The Flood and the Covenant with Noah
From Cain to his descendants, violence swells, until evil covers the whole earth. “The Lord saw that the wickedness of man was great on the earth, and that his heart conceived nothing but evil.” Genesis 6:5 Before this corruption, God decides a judgment, the flood, which wipes away a creation become unlivable; but he saves a just man, Noah, with his family and the pairs of animals, in an ark that passes through the waters. “Noah was a righteous and blameless man among his contemporaries; Noah walked with God.” Genesis 6:9 The flood is not only chastisement: it is also a passage, the waters that engulf the ancient world bearing the ark toward a world begun anew, which the tradition will read as a figure of baptism, where water makes sin die and a new life be born. When the dove released by Noah returns with an olive branch, it announces peace restored between heaven and earth. “there in its beak it held a fresh olive leaf. Noah then knew that the waters had gone down on the earth.” Genesis 8:11 The waters withdrawn, God makes with Noah and all the earth a covenant, the first, and he gives a sign of it in the sky. “I set my bow in the clouds, and it will be the sign of the covenant between me and the earth.” Genesis 9:13 This covenant tells the patience of God, who, knowing the heart of man, henceforth gives up destroying, and who, in forbidding the shedding of blood, restates the sacred worth of a life made in his image. “Never again will I curse the ground because of man, for the heart of man is inclined to evil from his youth.” Genesis 8:21
Babel and the Dispersion
After the flood, men multiply, but pride is born again with them. They set out to build a city and a tower whose top would touch the sky, to make a name for themselves by themselves and to stay united in their own glory, without God. “let us build ourselves a city, with a tower whose top touches the sky. Thus we will make a name for ourselves, and we will not be scattered.” Genesis 11:4 It is the reverse of the vocation received: instead of receiving a name from God and filling the earth as he had blessed them to do, man wants to make himself his own god and to fold back upon himself. God answers by confusing their language, so that they no longer understand one another, and they scatter of themselves over the whole earth. “let us go down and there confuse their language, so that they no longer understand one another.” Genesis 11:7 The very name of Babel, which Hebrew links to the verb balal, “to confuse,” remains the seal of every unity built against God, which turns fatally into division. This confusion of tongues will one day be reversed at Pentecost, when the Spirit will make all peoples understand one single word, no longer the pride that divides, but the Gospel that gathers.

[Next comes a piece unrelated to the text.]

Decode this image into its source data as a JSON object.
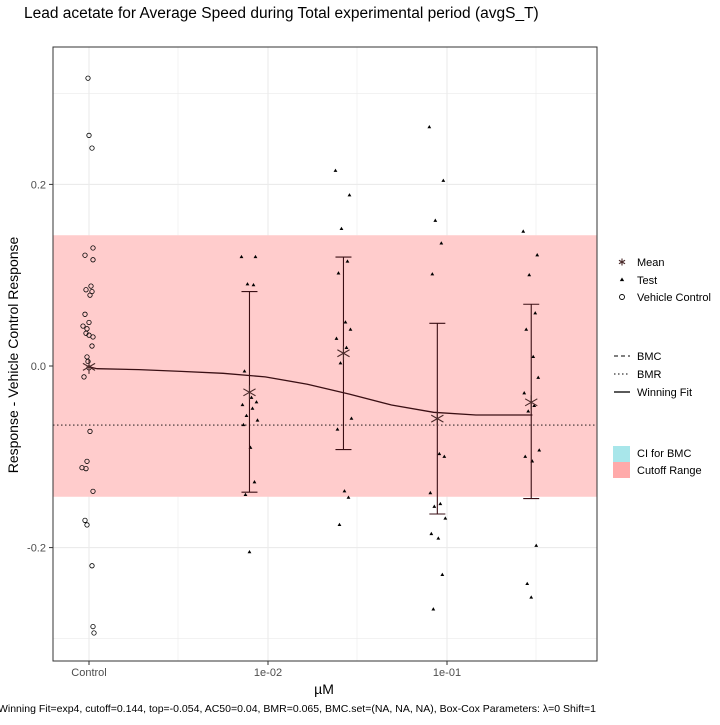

From the Dispersion to the Call
Thus ends the history of the origins: begun in a garden, it ends in dispersion, humanity scattered into peoples and tongues, turned away from God. Evil has shown its full extent, from the first couple to the whole earth, and each time God joined to the judgment a door of salvation, a mark on Cain, an ark for Noah, a renewed patience. But it is upon this dark background that the design of God takes a new turn. Instead of saving the world all at once, he chooses to call one single man, to draw him from his kindred and his country, and to make of him the source of a blessing for all the nations that Babel had scattered. The long night of the fall calls for a dawn, and this dawn has a name: Abraham. The history of salvation, properly speaking, begins there.